Made less than 1/2 mile before my brake pedal got stiff, only 0-1” of movement. By the time I made it a mile I knew I had an issue. Very touchy brake pedal and was having to give it some gas just to keep speed. Both front rotors are dragging. Pulled into a parking lot, sure enough, both front were locked up. Not wanting to risk it, I depressurized the brakes by a quick bleed in the parking lot, which thankfully is the same lot as our local 4x4 Shop. Drove it through the parking lot and left her there.

Now my assumption it air in the ABS system but this is new area for me. I don’t have the reader capable of ABS bleed. Anyone ran into this one? Am I missing something?

Cheers
 
Son of B***h…
Think you are on it! When I assembled the new MS and Booster felt like there was some contact the last 1/8” or so. Assumed that was just setting the new oring but now I’m over here second guessing everything 😖. Back to YouTube university.

Thank you.
 
Son of B***h…
Think you are on it! When I assembled the new MS and Booster felt like there was some contact the last 1/8” or so. Assumed that was just setting the new oring but now I’m over here second guessing everything 😖. Back to YouTube university.

Thank you.
More common on older vehicles but still on some newer stuff. Do you have the old booster to measure the rod location?
 
Yeah. Still have the old booster and MS. Although both new units are aftermarket, not Mopar, so not assuming matching dimensions but it will inform the gap.
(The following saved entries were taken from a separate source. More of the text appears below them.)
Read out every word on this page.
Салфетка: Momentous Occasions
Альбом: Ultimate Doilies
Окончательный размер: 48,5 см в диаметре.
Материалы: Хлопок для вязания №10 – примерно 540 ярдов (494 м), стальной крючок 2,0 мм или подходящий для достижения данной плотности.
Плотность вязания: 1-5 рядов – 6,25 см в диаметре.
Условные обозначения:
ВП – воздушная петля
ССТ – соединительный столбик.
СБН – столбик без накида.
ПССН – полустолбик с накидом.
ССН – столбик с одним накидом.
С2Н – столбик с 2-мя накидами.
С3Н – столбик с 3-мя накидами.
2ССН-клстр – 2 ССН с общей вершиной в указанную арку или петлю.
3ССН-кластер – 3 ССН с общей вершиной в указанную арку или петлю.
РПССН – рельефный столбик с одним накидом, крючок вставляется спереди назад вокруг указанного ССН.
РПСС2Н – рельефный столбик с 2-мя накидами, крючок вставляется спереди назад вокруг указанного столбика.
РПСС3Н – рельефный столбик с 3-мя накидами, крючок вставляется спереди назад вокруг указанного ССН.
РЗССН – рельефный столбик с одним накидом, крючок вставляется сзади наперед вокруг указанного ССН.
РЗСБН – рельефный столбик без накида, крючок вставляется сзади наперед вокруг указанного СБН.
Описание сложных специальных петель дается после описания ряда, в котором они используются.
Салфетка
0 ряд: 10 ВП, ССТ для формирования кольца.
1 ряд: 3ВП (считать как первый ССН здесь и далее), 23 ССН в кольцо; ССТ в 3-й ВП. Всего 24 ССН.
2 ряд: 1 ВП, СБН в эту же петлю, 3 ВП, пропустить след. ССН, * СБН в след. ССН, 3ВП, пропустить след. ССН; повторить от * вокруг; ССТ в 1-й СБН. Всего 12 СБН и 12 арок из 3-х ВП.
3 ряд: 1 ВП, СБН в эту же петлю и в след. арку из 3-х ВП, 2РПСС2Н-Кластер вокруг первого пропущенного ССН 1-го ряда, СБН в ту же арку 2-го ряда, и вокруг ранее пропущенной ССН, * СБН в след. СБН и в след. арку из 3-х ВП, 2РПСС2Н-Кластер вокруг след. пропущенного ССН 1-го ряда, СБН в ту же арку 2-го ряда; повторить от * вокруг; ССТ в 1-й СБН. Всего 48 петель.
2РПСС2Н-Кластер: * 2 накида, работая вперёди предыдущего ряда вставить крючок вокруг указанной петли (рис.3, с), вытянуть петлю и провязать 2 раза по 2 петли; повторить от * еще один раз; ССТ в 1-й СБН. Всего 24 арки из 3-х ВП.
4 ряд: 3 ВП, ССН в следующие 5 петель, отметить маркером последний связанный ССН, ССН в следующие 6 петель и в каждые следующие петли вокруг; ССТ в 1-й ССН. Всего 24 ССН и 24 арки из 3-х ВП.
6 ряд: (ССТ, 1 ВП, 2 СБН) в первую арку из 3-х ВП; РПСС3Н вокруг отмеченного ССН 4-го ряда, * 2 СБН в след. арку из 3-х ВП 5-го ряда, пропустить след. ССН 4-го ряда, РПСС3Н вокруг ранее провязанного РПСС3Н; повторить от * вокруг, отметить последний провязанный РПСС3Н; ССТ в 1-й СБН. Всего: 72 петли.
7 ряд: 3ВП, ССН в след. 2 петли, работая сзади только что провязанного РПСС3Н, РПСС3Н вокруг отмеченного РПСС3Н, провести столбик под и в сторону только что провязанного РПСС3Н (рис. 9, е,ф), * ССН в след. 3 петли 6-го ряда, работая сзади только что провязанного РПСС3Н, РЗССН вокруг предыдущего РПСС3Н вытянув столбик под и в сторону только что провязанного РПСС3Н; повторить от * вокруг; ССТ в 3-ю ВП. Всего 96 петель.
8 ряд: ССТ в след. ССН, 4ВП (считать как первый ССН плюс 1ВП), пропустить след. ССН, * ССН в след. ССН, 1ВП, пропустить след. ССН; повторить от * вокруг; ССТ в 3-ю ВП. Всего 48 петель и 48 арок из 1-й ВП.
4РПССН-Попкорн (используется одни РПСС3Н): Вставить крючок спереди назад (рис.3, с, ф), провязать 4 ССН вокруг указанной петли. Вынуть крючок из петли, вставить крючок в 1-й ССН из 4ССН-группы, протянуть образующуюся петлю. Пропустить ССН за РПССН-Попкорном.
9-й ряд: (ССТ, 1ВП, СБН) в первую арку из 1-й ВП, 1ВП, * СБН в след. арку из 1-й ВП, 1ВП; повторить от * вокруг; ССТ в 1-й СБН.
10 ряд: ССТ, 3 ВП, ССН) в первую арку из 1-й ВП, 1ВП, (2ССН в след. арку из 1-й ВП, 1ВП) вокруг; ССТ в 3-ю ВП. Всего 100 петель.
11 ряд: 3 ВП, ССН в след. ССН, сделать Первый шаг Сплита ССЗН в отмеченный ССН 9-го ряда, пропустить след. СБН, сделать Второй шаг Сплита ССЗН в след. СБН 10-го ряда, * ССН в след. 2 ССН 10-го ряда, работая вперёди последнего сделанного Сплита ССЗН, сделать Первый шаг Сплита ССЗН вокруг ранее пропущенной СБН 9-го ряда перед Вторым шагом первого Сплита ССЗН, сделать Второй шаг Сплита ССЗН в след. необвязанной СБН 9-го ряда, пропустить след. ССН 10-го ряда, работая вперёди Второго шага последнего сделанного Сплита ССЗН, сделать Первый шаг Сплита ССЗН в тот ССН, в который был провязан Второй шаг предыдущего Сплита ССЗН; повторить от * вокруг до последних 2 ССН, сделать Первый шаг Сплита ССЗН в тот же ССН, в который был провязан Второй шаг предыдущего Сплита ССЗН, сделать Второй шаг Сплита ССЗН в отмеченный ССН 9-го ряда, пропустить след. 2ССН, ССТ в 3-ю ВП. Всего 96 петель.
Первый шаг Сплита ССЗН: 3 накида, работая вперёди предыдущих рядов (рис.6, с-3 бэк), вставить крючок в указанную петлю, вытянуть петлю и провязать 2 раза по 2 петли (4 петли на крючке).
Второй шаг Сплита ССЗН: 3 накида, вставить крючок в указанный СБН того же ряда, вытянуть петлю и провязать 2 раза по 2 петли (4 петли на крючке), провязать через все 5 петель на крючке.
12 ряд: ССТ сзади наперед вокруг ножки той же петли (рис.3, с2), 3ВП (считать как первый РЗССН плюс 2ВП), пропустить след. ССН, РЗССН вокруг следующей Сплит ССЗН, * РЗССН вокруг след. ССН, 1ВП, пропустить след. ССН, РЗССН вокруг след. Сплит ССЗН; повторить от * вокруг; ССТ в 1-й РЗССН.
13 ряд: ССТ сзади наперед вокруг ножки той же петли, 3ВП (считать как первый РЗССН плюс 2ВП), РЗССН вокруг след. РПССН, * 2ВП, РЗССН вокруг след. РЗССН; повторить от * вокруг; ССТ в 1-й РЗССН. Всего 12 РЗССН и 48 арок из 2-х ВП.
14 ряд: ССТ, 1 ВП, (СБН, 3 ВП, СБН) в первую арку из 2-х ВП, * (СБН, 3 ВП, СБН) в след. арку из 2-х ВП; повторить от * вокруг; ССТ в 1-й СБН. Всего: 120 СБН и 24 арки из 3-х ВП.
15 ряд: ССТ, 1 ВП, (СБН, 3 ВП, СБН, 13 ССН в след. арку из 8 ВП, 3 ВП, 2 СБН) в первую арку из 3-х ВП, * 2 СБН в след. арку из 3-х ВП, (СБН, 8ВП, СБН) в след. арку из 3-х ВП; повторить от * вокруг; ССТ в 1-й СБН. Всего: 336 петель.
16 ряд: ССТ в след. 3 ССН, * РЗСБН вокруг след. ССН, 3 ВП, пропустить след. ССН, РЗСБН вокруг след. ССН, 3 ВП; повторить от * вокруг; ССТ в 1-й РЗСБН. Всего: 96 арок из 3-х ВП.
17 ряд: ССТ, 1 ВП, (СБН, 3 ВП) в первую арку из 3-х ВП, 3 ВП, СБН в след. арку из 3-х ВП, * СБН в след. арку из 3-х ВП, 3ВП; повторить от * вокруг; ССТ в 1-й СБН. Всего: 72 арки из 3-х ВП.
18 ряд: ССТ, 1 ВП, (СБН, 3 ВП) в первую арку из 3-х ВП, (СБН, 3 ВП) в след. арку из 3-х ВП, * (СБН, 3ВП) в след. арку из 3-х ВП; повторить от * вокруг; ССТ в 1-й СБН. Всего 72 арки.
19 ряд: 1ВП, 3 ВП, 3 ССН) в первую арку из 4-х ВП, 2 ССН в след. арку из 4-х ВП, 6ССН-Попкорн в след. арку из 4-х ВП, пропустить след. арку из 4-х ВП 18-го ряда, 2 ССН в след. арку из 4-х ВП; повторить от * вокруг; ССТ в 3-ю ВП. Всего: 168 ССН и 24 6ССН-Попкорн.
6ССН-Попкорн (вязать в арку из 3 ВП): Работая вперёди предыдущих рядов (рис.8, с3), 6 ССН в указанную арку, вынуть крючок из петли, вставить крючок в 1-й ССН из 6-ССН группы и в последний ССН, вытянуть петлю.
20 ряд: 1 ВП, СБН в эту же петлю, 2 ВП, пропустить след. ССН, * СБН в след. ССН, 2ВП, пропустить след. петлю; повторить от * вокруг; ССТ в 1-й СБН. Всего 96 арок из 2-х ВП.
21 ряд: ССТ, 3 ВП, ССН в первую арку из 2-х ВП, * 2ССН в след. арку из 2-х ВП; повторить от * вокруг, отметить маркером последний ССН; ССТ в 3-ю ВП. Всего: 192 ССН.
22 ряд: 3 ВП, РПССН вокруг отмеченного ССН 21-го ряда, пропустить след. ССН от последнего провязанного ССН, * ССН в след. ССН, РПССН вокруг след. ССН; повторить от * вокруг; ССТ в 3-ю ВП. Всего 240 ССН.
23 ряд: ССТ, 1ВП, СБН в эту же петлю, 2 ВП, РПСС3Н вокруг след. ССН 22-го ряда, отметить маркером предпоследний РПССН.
I’ll put some calipers on it.
 
Bad brake lines will do the same thing
Someone else suggested this one. And I’ve had it happen on an older rig. It took 100s of mile to fail after a bad service. This time, to fail in just a couple miles and immediately following what I serviced seams unlikely. All the lines have less than 20k miles on them, braided stainless from Synergy.
But I will be flushing the lines again tomorrow after I adjust the booster. I’ll be on the look out for any debris resembling deteriorating rubber in the lines.
 
More common on older vehicles but still on some newer stuff. Do you have the old booster to measure the rod location?
You sir, I owe you a round!
Was able to grab the Jeep this morning (after a parking lot bleed) and get her home.
Pulled the MS but couldn’t get calipers in there so took a couple tries to get the gap right. After 45min had the pedal with good gap and all four corners release perfectly.
Learned something new and because of the board it wasn’t too harsh of a lesson.